In Red House, Doig sets a striking red house against an ethereal, expansive twilight sky built up from a rich kaleidoscope of intricately veiled layers of colors. The scene slips in and out of focus, with otherworldly, spectral-like figures dissolving into the chromatic landscape. Shards of bare birch trees interrupt the composition, their ice-encrusted trunks, conveyed through delicate washes of blue glaze that branch out into lacey webs against the speckled sky. Doig creates tension in the image by juxtaposing the enveloping glow built up from thinned down pigment against the impastoed blobs and stippled splashes of paint that operate to at once convey a sense of depth, and to reiterate the very nature of the medium. Doig revels in these dichotomies that his painterly style elicits, noting "I am always interested in what we miss when we try to focus on what we see" (Peter Doig, quoted in Harald Fricke, "Drifter: An Interview with Peter Doig”, db artmag, 2004, online).

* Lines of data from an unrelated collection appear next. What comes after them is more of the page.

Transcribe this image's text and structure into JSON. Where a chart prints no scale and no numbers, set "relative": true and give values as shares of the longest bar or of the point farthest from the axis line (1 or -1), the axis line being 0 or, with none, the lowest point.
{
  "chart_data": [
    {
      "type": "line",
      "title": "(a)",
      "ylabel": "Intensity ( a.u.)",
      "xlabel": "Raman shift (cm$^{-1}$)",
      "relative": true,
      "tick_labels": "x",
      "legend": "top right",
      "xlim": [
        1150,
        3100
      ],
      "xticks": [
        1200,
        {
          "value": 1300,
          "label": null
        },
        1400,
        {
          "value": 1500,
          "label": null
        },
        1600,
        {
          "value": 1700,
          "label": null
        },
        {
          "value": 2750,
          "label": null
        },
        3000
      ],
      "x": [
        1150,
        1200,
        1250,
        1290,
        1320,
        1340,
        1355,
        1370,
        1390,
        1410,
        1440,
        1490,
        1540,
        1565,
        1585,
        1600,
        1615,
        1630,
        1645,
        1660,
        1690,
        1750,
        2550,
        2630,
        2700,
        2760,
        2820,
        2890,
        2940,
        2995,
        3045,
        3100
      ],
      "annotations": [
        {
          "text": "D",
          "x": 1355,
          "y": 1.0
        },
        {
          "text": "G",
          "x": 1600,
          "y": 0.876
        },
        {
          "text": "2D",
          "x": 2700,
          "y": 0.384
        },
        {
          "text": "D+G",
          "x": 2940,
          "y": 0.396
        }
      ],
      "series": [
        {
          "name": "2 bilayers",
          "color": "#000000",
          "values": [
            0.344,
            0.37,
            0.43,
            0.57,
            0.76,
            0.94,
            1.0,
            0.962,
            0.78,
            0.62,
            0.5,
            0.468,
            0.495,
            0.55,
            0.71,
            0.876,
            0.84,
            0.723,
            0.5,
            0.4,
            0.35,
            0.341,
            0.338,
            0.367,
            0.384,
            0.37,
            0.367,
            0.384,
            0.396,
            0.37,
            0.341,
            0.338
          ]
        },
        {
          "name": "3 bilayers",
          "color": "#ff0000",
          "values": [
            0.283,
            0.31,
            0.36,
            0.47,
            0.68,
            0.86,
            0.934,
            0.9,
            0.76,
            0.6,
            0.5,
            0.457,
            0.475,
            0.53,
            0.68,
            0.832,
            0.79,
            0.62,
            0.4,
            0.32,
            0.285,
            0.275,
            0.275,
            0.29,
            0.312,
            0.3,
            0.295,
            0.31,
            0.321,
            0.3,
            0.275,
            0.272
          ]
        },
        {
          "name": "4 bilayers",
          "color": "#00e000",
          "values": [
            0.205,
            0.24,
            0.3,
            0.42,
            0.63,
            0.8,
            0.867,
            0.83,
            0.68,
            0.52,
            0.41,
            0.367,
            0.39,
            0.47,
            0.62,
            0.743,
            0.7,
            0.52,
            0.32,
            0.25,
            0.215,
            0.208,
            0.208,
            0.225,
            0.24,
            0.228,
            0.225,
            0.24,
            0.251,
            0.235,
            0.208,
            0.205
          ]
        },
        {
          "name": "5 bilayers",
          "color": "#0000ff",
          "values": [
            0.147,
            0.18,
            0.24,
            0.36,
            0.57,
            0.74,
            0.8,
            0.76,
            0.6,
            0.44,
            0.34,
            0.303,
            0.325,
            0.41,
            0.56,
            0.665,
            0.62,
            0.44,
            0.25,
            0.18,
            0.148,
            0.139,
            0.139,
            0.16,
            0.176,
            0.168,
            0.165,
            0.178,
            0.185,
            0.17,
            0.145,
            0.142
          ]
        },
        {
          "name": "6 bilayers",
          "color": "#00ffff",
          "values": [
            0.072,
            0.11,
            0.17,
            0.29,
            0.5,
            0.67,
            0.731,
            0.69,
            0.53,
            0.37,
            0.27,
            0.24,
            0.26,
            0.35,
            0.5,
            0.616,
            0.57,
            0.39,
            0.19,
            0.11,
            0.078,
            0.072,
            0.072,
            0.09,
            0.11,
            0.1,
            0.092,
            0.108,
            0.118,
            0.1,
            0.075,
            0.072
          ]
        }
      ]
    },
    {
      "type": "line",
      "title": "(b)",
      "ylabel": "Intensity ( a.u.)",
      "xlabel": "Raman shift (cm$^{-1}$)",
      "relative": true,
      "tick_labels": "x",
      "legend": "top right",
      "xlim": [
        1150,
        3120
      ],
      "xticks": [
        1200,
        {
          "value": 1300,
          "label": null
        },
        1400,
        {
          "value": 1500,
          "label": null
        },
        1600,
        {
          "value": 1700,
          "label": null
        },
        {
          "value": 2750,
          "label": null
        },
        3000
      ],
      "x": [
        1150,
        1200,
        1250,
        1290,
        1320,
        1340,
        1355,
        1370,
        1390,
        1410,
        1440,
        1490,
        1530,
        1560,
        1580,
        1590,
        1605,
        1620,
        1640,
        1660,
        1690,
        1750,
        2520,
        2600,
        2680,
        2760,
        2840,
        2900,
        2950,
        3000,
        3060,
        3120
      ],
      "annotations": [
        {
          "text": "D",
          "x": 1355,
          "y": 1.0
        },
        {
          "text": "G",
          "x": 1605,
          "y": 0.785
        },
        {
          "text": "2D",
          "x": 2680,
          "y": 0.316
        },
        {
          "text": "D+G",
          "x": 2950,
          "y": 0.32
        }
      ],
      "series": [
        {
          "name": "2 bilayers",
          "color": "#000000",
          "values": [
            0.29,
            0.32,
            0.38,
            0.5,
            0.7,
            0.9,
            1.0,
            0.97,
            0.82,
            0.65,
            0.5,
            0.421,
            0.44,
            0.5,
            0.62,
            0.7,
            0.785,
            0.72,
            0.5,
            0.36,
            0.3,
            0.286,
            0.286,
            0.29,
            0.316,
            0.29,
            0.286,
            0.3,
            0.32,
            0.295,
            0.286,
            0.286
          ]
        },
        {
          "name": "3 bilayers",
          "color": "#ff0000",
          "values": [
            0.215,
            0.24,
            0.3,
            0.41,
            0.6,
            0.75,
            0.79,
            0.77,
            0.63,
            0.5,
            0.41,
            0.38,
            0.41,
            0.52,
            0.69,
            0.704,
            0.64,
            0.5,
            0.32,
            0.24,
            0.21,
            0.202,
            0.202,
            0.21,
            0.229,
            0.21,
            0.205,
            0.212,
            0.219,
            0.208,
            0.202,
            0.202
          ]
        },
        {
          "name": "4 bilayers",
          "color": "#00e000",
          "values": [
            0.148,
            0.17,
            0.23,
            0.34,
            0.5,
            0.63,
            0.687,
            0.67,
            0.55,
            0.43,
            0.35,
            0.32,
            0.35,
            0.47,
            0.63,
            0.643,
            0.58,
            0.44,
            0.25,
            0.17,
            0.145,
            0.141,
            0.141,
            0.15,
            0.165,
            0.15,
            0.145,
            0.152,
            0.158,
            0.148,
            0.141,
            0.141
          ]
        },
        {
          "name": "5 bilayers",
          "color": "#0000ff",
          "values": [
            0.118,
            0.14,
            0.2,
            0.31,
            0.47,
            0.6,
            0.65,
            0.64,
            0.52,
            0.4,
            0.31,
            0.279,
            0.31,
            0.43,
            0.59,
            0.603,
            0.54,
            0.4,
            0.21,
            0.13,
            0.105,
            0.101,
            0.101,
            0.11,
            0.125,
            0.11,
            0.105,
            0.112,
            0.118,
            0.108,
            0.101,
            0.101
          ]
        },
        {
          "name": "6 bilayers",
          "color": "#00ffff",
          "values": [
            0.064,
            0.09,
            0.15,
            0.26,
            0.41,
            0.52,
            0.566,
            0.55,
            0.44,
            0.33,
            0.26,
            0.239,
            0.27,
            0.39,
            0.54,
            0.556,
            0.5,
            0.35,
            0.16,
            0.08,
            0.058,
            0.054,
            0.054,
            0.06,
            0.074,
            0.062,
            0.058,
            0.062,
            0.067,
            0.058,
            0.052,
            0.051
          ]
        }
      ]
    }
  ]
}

Peter Doig is widely considered one of the most renowned contemporary figurative painters. Born in Scotland and raised in Trinidad and Canada, Doig achieved his breakthrough in 1991 upon being awarded the prestigious Whitechapel Artist Prize and receiving a solo exhibition at the Whitechapel Art Gallery in London.

Doig draws on personal memories and source imagery in his pursuit of exploring the slippage between reality, imagination and memory through painting. The material properties of paint and expressive possibilities of color thereby serve to approximate the foggy, inarticulate sensation of remembering. His practice maintains a thin and balanced line between landscape and figure, superimposing photographic imagery and memories, both real and imagined.